30.5.05

054 - Argument cynologique

J'ai croisé cette amusante preuve ultime de l'existence de Dieu, œuvre de Dany-Robert Dufour, dans un article du Monde des Livres. Comme son auteur semble avoir négligé de baptiser sa création, je me suis autorisé à le faire moi-même, en référence - bien sur - à l'argument ontologique de Saint Anselme...
La néoténie rend Dieu inéluctable.

Explication : on dénomme "néoténie", en biologie, le fait que les individus de l'espèce humaine naissent "prématurés", immatures, incapables de subvenir à leurs besoins. Leur développement physique et psychique nécessite une longue période de socialisation. Pour se développer, ajoute le philosophe, l'homme a besoin d'êtres "symboliques", appartenant à une espèce inventée.

Conclusion : "L'homme, de par sa constitution, croit en Dieu comme le chien" croit "en l'homme (...). Dieu est la supposition nécessaire du néotène humain".
Le Monde.fr : Sans Dieu, est-ce vraiment mieux ?

Amazon.fr : On achève bien les hommes : De quelques conséquences actuelles et futures de la mort de Dieu

2 commentaires:

Monsieur HUT a dit…

Bonsoir,

Votre blog est excellent. Bon concept, design efficace.

Je prends beaucoup de plaisir à le lire.

Sauf objection de votre part, je le linke depuis mon propre blog.

Anonyme a dit…

Ayant malencontreusement glissé de quelques lignes, Léon XIII, auteur de l'immense AETERNI PATRIS, persista cependant, à faire croître tout au long de sa vie, une pensée profondément organique à caractère thomiste _ au grand courroux d'ailleurs de quelques confrères dissidents férus de néothénie. Son bagou légendaire valait qu'on fasse souvent le détour par les escaliers de marbre et les cours de récréation, ou le moindre mouflet, armé d'un petit beurre souvent friable, se voyait rabattre à la volé pour étoffer les rangs. A Noël de l'an 1879, son camarade de chambré, Robert le Petit, nous rapporte les dires confus qu'il psalmodia près du préaux :
"Je me souviens de Léon avec sa longue veste rouge, déclamant d'une voix stridente, quoiqu'inaudible : " La foi mes amis ... La foi délivre de l'erreur la raison et la prémunit contre elle et la dote de connaissances variées. ... sachez (il toussotait souvent) ... Sachez, par conséquent, que l'homme, s'il est sage, ne doit pas accuser la foi d'être l'ennemie de la raison et des vérités naturelles; mais il doit plutôt rendre à Dieu de dignes actions de grâces, et se féliciter grandement de ce que, parmi tant de causes d'ignorance et au milieu de cet océan d'erreurs, la très sainte lumière de la foi brille à ses yeux, et, comme un astre bienfaisant, lui montre, à l'abri de tout péril d'erreur, le port de la vérité." ...
Consternation en voyant venir de loin le proviseur, lequel furibond, réveillait aussitôt l'auditoire, faisant fuir chacun comme des diables !
"Bien des propos sibyllins de ce génial faiseur d'encycliques nous demeurent encore trop obscure pour tenter, selon ses propres voeux, une incorporation musclée de la philosophie Thomiste aux acquisitions de la sciences contemporaine, mais le collège et l'amical de Léon y travaille encore ... !!"

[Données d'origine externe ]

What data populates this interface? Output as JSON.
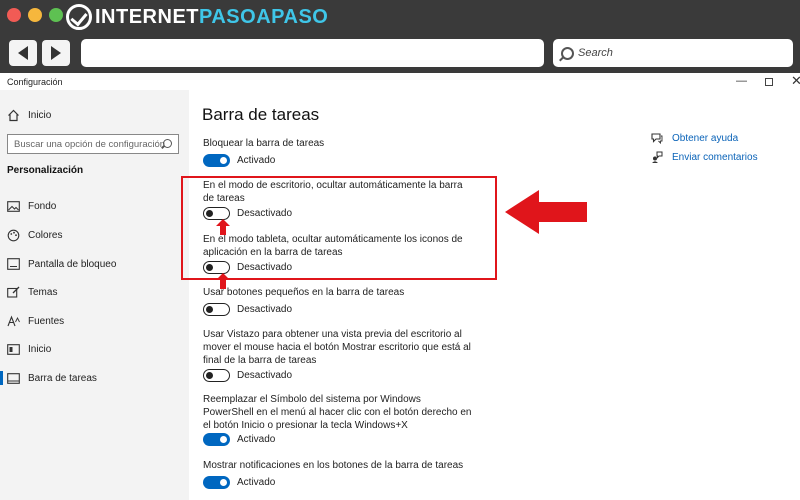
{
  "browser": {
    "logo_part1": "INTERNET",
    "logo_part2": "PASOAPASO",
    "search_label": "Search"
  },
  "window": {
    "title": "Configuración",
    "min_glyph": "—",
    "close_glyph": "✕"
  },
  "sidebar": {
    "home_label": "Inicio",
    "search_placeholder": "Buscar una opción de configuración",
    "section_heading": "Personalización",
    "items": [
      {
        "label": "Fondo",
        "icon": "image-icon"
      },
      {
        "label": "Colores",
        "icon": "palette-icon"
      },
      {
        "label": "Pantalla de bloqueo",
        "icon": "lock-screen-icon"
      },
      {
        "label": "Temas",
        "icon": "brush-icon"
      },
      {
        "label": "Fuentes",
        "icon": "font-icon"
      },
      {
        "label": "Inicio",
        "icon": "start-icon"
      },
      {
        "label": "Barra de tareas",
        "icon": "taskbar-icon"
      }
    ],
    "active_item": "Barra de tareas"
  },
  "main": {
    "title": "Barra de tareas",
    "settings": [
      {
        "text": "Bloquear la barra de tareas",
        "state": "Activado",
        "on": true
      },
      {
        "text": "En el modo de escritorio, ocultar automáticamente la barra de tareas",
        "state": "Desactivado",
        "on": false
      },
      {
        "text": "En el modo tableta, ocultar automáticamente los iconos de aplicación en la barra de tareas",
        "state": "Desactivado",
        "on": false
      },
      {
        "text": "Usar botones pequeños en la barra de tareas",
        "state": "Desactivado",
        "on": false
      },
      {
        "text": "Usar Vistazo para obtener una vista previa del escritorio al mover el mouse hacia el botón Mostrar escritorio que está al final de la barra de tareas",
        "state": "Desactivado",
        "on": false
      },
      {
        "text": "Reemplazar el Símbolo del sistema por Windows PowerShell en el menú al hacer clic con el botón derecho en el botón Inicio o presionar la tecla Windows+X",
        "state": "Activado",
        "on": true
      },
      {
        "text": "Mostrar notificaciones en los botones de la barra de tareas",
        "state": "Activado",
        "on": true
      }
    ]
  },
  "help": {
    "get_help": "Obtener ayuda",
    "send_feedback": "Enviar comentarios"
  },
  "colors": {
    "accent": "#0067c0",
    "annotation": "#e0151b",
    "chrome": "#3a3a3a"
  }
}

Robert le petit, dans une relique conservée quelque part, nous retrace maladroitement sur une vieille broderie, et ce malgré un paraphe indéchiffrable, quelques bribes des paroles que l'Apôtre lui aurait chuchotées lentement sur son lit d'agonie : "Robert ... que pense tu donc de la race canine ?"

(Robert le Petit est connu pour avoir rédigé un bref opuscule de 2551 pages, à la mémoire de son maître).